From: Eric Biggers <ebiggers@kernel.org>
To: Lukasz Stelmach <l.stelmach@samsung.com>
Cc: Herbert Xu <herbert@gondor.apana.org.au>,
"David S. Miller" <davem@davemloft.net>,
linux-crypto@vger.kernel.org
Subject: Re: xor_blocks() assumptions
Date: Tue, 3 Jan 2023 23:46:44 -0800 [thread overview]
Message-ID: <Y7Uu5GkxfrejPJXL@sol.localdomain> (raw)
In-Reply-To: <dleftjbknfoopx.fsf%l.stelmach@samsung.com>
On Tue, Jan 03, 2023 at 12:13:30PM +0100, Lukasz Stelmach wrote:
> > It also would be worth considering just optimizing crypto_xor() by
> > unrolling the word-at-a-time loop to 4x or so.
>
> If I understand correctly the generic 8regs and 32regs implementations
> in include/asm-generic/xor.h are what you mean. Using xor_blocks() in
> crypto_xor() could enable them for free on architectures lacking SIMD or
> vector instructions.
I actually meant exactly what I said -- unrolling the word-at-a-time loop in
crypto_xor(). Not using xor_blocks(). Something like this:
diff --git a/include/crypto/algapi.h b/include/crypto/algapi.h
index 61b327206b557..c0b90f14cae18 100644
--- a/include/crypto/algapi.h
+++ b/include/crypto/algapi.h
@@ -167,7 +167,18 @@ static inline void crypto_xor(u8 *dst, const u8 *src, unsigned int size)

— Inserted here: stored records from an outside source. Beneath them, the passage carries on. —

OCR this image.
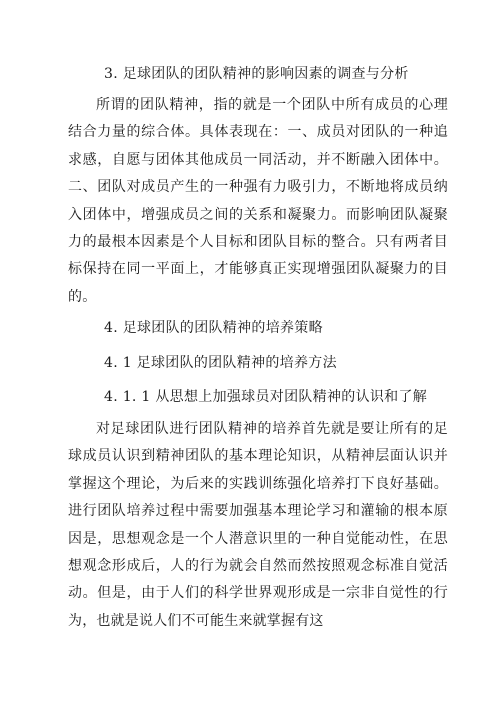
3. 足球团队的团队精神的影响因素的调查与分析
所谓的团队精神，指的就是一个团队中所有成员的心理结合力量的综合体。具体表现在：一、成员对团队的一种追求感，自愿与团体其他成员一同活动，并不断融入团体中。二、团队对成员产生的一种强有力吸引力，不断地将成员纳入团体中，增强成员之间的关系和凝聚力。而影响团队凝聚力的最根本因素是个人目标和团队目标的整合。只有两者目标保持在同一平面上，才能够真正实现增强团队凝聚力的目的。
4. 足球团队的团队精神的培养策略
4. 1 足球团队的团队精神的培养方法
4. 1. 1 从思想上加强球员对团队精神的认识和了解
对足球团队进行团队精神的培养首先就是要让所有的足球成员认识到精神团队的基本理论知识，从精神层面认识并掌握这个理论，为后来的实践训练强化培养打下良好基础。进行团队培养过程中需要加强基本理论学习和灌输的根本原因是，思想观念是一个人潜意识里的一种自觉能动性，在思想观念形成后，人的行为就会自然而然按照观念标准自觉活动。但是，由于人们的科学世界观形成是一宗非自觉性的行为，也就是说人们不可能生来就掌握有这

unsigned long *s = (unsigned long *)src;
unsigned long l;
- while (size > 0) {
+ while (size >= 4 * sizeof(unsigned long)) {
+ l = get_unaligned(d) ^ get_unaligned(s++);
+ put_unaligned(l, d++);
+ l = get_unaligned(d) ^ get_unaligned(s++);
+ put_unaligned(l, d++);
+ l = get_unaligned(d) ^ get_unaligned(s++);
+ put_unaligned(l, d++);
+ l = get_unaligned(d) ^ get_unaligned(s++);
+ put_unaligned(l, d++);
+ size -= 4 * sizeof(unsigned long);
+ }
+ if (size > 0) {
l = get_unaligned(d) ^ get_unaligned(s++);
put_unaligned(l, d++);
size -= sizeof(unsigned long);
Actually, the compiler might unroll the loop automatically anyway, so even the
above change might not even be necessary. The point is, I expect that a proper
scalar implementation will perform well for pretty much anything other than
large input sizes.
It's only large input sizes where xor_blocks() might be worth it, considering
the significant overhead of the indirect call in xor_blocks() as well as
entering an SIMD code section. (Note that indirect calls are very expensive
these days, due to the speculative execution mitigations.)
Of course, the real question is what real-world scenario are you actually trying
to optimize for...
- Eric
prev parent reply other threads:[~2023-01-04 7:47 UTC|newest]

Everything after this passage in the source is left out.